Fee-fi-fo-fum: Chiggers in the Adirondacks
I remember as a child sometime back in the early 1950s coming back from an outing at Lake Bonaparte covered with mysterious bites. I was miserable, and my mother and the neighbors had no idea what had afflicted me. The best they could come up with was "it must be sand-fleas."
Flash ahead to 1962, and I'm in graduate school in Kansas. I've been hired by my major professor to help him by catching glass lizards, a species he has been studying. I'm a miserable failure because at the end of the day my body is covered with welts. I couldn't sleep for the itching. Poison ivy, I guessed, but when I went to the campus medical center, they immediately diagnosed my problem as aggravated chigger bites.
Flash ahead again to 2006, and we're staying in Wanakena.
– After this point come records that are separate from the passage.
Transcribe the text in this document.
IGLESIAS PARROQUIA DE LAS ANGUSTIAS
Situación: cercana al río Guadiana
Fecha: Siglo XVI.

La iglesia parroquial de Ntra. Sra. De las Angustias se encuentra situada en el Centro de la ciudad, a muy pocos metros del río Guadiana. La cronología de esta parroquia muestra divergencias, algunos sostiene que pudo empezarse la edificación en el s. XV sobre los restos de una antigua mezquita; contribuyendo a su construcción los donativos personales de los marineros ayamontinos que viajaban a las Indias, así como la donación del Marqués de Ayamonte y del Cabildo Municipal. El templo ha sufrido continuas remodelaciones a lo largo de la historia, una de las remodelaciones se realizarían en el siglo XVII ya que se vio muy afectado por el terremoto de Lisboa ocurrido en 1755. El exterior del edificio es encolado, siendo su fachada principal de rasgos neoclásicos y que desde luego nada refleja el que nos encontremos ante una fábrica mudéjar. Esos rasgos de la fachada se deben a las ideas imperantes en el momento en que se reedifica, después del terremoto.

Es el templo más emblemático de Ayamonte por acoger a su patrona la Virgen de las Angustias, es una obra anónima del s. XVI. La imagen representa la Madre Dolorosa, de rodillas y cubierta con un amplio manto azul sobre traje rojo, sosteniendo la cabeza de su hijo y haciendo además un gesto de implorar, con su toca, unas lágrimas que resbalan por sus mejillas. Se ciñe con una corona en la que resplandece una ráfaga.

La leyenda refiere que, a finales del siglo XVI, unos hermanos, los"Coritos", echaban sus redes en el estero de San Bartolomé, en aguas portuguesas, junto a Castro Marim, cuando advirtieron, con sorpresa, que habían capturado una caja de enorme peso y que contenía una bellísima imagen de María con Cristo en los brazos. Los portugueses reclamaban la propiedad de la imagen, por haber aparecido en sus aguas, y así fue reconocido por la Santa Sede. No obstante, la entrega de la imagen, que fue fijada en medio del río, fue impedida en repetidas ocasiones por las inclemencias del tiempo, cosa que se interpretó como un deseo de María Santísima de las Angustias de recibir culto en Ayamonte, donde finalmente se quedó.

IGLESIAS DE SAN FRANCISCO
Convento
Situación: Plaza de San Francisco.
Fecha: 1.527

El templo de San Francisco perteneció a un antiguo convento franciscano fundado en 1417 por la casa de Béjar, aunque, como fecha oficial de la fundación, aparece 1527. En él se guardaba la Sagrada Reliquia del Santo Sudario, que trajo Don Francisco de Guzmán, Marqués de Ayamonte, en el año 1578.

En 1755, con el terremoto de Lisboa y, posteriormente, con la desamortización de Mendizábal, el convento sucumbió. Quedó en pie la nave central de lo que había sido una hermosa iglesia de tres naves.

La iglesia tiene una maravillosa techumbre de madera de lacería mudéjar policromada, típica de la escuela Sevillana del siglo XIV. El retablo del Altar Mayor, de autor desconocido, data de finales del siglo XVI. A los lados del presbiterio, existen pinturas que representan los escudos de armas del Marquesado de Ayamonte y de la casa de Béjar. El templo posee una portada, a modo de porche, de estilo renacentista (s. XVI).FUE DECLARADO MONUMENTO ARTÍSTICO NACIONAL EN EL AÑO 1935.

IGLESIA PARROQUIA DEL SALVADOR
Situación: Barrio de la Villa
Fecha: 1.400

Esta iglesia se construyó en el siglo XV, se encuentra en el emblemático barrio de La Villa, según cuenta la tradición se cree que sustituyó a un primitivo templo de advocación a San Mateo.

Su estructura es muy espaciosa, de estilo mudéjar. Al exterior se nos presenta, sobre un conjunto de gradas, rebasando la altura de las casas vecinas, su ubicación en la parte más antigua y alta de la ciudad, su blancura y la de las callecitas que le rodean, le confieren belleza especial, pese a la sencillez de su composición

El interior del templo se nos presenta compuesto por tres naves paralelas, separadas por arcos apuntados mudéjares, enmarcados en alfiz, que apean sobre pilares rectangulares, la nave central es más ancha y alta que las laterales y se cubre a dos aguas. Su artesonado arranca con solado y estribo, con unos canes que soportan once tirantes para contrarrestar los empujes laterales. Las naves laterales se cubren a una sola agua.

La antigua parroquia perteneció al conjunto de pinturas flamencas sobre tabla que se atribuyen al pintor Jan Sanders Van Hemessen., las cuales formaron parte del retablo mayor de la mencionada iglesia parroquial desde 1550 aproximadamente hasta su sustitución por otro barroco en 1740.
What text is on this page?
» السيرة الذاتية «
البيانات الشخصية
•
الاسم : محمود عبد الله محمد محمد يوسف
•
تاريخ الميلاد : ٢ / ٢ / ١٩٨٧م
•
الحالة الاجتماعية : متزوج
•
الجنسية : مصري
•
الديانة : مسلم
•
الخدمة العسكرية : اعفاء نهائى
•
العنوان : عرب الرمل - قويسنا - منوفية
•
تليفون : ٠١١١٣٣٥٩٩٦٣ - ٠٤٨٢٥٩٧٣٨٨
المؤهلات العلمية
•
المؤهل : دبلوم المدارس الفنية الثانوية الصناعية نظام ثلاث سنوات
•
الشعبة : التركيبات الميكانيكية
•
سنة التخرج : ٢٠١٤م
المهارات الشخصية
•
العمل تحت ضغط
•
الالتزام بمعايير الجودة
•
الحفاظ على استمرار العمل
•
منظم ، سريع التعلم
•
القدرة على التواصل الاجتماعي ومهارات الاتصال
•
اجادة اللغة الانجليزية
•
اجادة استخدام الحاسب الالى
I spent several hours walking along the "back" road from the Oswegatchie River bridge toward the junction of County Route 61, photographing wildflowers and butterflies along the roadside. Later I was covered with chigger bites and, having encountered the critters throughout the midwest and south, I had no doubts what they were.
I recalled my late father-in-law telling me there indeed are chiggers in the Adirondacks, but until my own experience, I had remained skeptical.
Adirondack chiggers may be less hungry or, more likely restricted to a brief limited feeding cycle in the northern part of their range, but I've become a believer.
Interestingly, only "yankees" seem to be susceptible to chiggers. Maybe having lived in the south for so long, I've developed a sort of immunity.
Any other experiences with chiggers in the North Country?